And I agree that displaying the FBW trim ref speed makes getting that last little bit a heck of a lot easier.

 

But dont forget that your system is still not working properly!

Your assymetric trim behavior is not how things are supposed to be.

 

I dont know how you can fix that other then by uninstalling and reinstalling till things are right (no virus scanner running)......till you are blue in the face....... :-(

Or ask PMDG with a support ticket.

But I would not (did not) give up untill I have/had symmetric trim behavior!

 

To be honest I am quite surprised that this lengthy thread has not tickled a bunch of users to giving some feedback as to whether they have symmetrical or symetrical trim behavior.

I would think that many would be interested in identifying such an important possible bug.

 

Maybe it is because most dont notice the difference anyway (autopilot all the way).

Maybe because some feel this thread has gone too deep for them.

If so.....then say so.....I have no problems describing again how to do that overtrim/undertrim flight check that will reveal an assymetric trim problem.

 

That the SP1b install routine does not work correctly for some has been proven by Martin you Aceridgey so far.
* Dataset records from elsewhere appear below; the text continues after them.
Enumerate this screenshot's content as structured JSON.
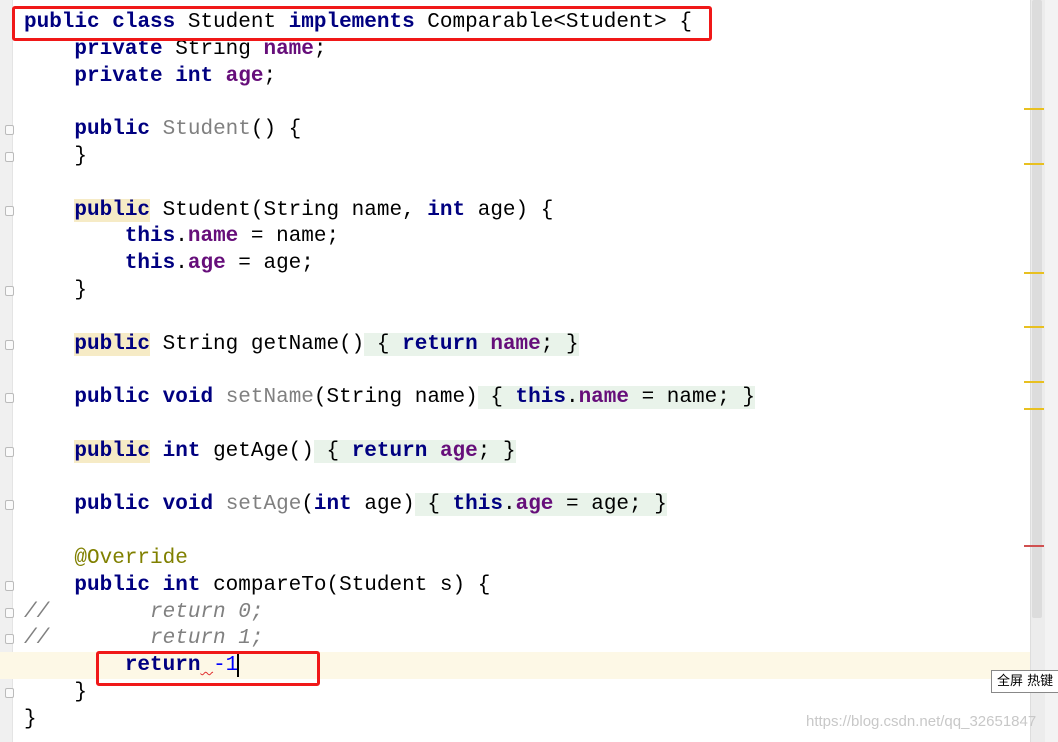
{
  "editor": {
    "current_line": 24,
    "lines": [
      [
        [
          "kw",
          "public"
        ],
        [
          "",
          ""
        ],
        [
          "",
          " "
        ],
        [
          "kw",
          "class"
        ],
        [
          "",
          " Student "
        ],
        [
          "kw",
          "implements"
        ],
        [
          "",
          " Comparable<Student> {"
        ]
      ],
      [
        [
          "",
          "    "
        ],
        [
          "kw",
          "private"
        ],
        [
          "",
          " String "
        ],
        [
          "fld",
          "name"
        ],
        [
          "",
          ";"
        ]
      ],
      [
        [
          "",
          "    "
        ],
        [
          "kw",
          "private"
        ],
        [
          "",
          " "
        ],
        [
          "kw",
          "int"
        ],
        [
          "",
          " "
        ],
        [
          "fld",
          "age"
        ],
        [
          "",
          ";"
        ]
      ],
      [],
      [
        [
          "",
          "    "
        ],
        [
          "kw",
          "public"
        ],
        [
          "",
          " "
        ],
        [
          "unused",
          "Student"
        ],
        [
          "",
          "() {"
        ]
      ],
      [
        [
          "",
          "    }"
        ]
      ],
      [],
      [
        [
          "",
          "    "
        ],
        [
          "kw hl",
          "public"
        ],
        [
          "",
          " Student(String name, "
        ],
        [
          "kw",
          "int"
        ],
        [
          "",
          " age) {"
        ]
      ],
      [
        [
          "",
          "        "
        ],
        [
          "kw",
          "this"
        ],
        [
          "",
          "."
        ],
        [
          "fld",
          "name"
        ],
        [
          "",
          " = name;"
        ]
      ],
      [
        [
          "",
          "        "
        ],
        [
          "kw",
          "this"
        ],
        [
          "",
          "."
        ],
        [
          "fld",
          "age"
        ],
        [
          "",
          " = age;"
        ]
      ],
      [
        [
          "",
          "    }"
        ]
      ],
      [],
      [
        [
          "",
          "    "
        ],
        [
          "kw hl",
          "public"
        ],
        [
          "",
          " String getName()"
        ],
        [
          "fold",
          " { "
        ],
        [
          "kw fold",
          "return"
        ],
        [
          "fold",
          " "
        ],
        [
          "fld fold",
          "name"
        ],
        [
          "fold",
          "; }"
        ]
      ],
      [],
      [
        [
          "",
          "    "
        ],
        [
          "kw",
          "public"
        ],
        [
          "",
          " "
        ],
        [
          "kw",
          "void"
        ],
        [
          "",
          " "
        ],
        [
          "unused",
          "setName"
        ],
        [
          "",
          "(String name)"
        ],
        [
          "fold",
          " { "
        ],
        [
          "kw fold",
          "this"
        ],
        [
          "fold",
          "."
        ],
        [
          "fld fold",
          "name"
        ],
        [
          "fold",
          " = name; }"
        ]
      ],
      [],
      [
        [
          "",
          "    "
        ],
        [
          "kw hl",
          "public"
        ],
        [
          "",
          " "
        ],
        [
          "kw",
          "int"
        ],
        [
          "",
          " getAge()"
        ],
        [
          "fold",
          " { "
        ],
        [
          "kw fold",
          "return"
        ],
        [
          "fold",
          " "
        ],
        [
          "fld fold",
          "age"
        ],
        [
          "fold",
          "; }"
        ]
      ],
      [],
      [
        [
          "",
          "    "
        ],
        [
          "kw",
          "public"
        ],
        [
          "",
          " "
        ],
        [
          "kw",
          "void"
        ],
        [
          "",
          " "
        ],
        [
          "unused",
          "setAge"
        ],
        [
          "",
          "("
        ],
        [
          "kw",
          "int"
        ],
        [
          "",
          " age)"
        ],
        [
          "fold",
          " { "
        ],
        [
          "kw fold",
          "this"
        ],
        [
          "fold",
          "."
        ],
        [
          "fld fold",
          "age"
        ],
        [
          "fold",
          " = age; }"
        ]
      ],
      [],
      [
        [
          "",
          "    "
        ],
        [
          "ann",
          "@Override"
        ]
      ],
      [
        [
          "",
          "    "
        ],
        [
          "kw",
          "public"
        ],
        [
          "",
          " "
        ],
        [
          "kw",
          "int"
        ],
        [
          "",
          " compareTo(Student s) {"
        ]
      ],
      [
        [
          "cmt",
          "//        return 0;"
        ]
      ],
      [
        [
          "cmt",
          "//        return 1;"
        ]
      ],
      [
        [
          "",
          "        "
        ],
        [
          "kw",
          "return"
        ],
        [
          "squig",
          " "
        ],
        [
          "num",
          "-1"
        ],
        [
          "caret",
          ""
        ]
      ],
      [
        [
          "",
          "    }"
        ]
      ],
      [
        [
          "",
          "}"
        ]
      ]
    ]
  },
  "fold_markers": [
    4,
    5,
    7,
    10,
    12,
    14,
    16,
    18,
    21,
    22,
    23,
    25
  ],
  "error_stripe_marks": [
    {
      "line": 4,
      "color": "#e8c020"
    },
    {
      "line": 6,
      "color": "#e8c020"
    },
    {
      "line": 10,
      "color": "#e8c020"
    },
    {
      "line": 12,
      "color": "#e8c020"
    },
    {
      "line": 14,
      "color": "#e8c020"
    },
    {
      "line": 15,
      "color": "#e8c020"
    },
    {
      "line": 20,
      "color": "#d05050"
    }
  ],
  "tooltip": {
    "text": "全屏 热键"
  },
  "watermark": {
    "text": "https://blog.csdn.net/qq_32651847"
  },
  "colors": {
    "highlight_box": "#f01818",
    "keyword": "#000080",
    "field": "#660e7a",
    "current_line": "#fdf8e6"
  }
}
And Kevin has said his was fine from the get go with SP1b.

But unless some more people start replying here with:

- "symmetrical trim behavior here"

or

- "unsymmetrical trim behavior here, but fixed/not fixed after reinstall of SP1b"

we will never know if many more have the problem, and thus we will never get a fix from PMDG :-(

 

I could care less at this point because mine is working as it should.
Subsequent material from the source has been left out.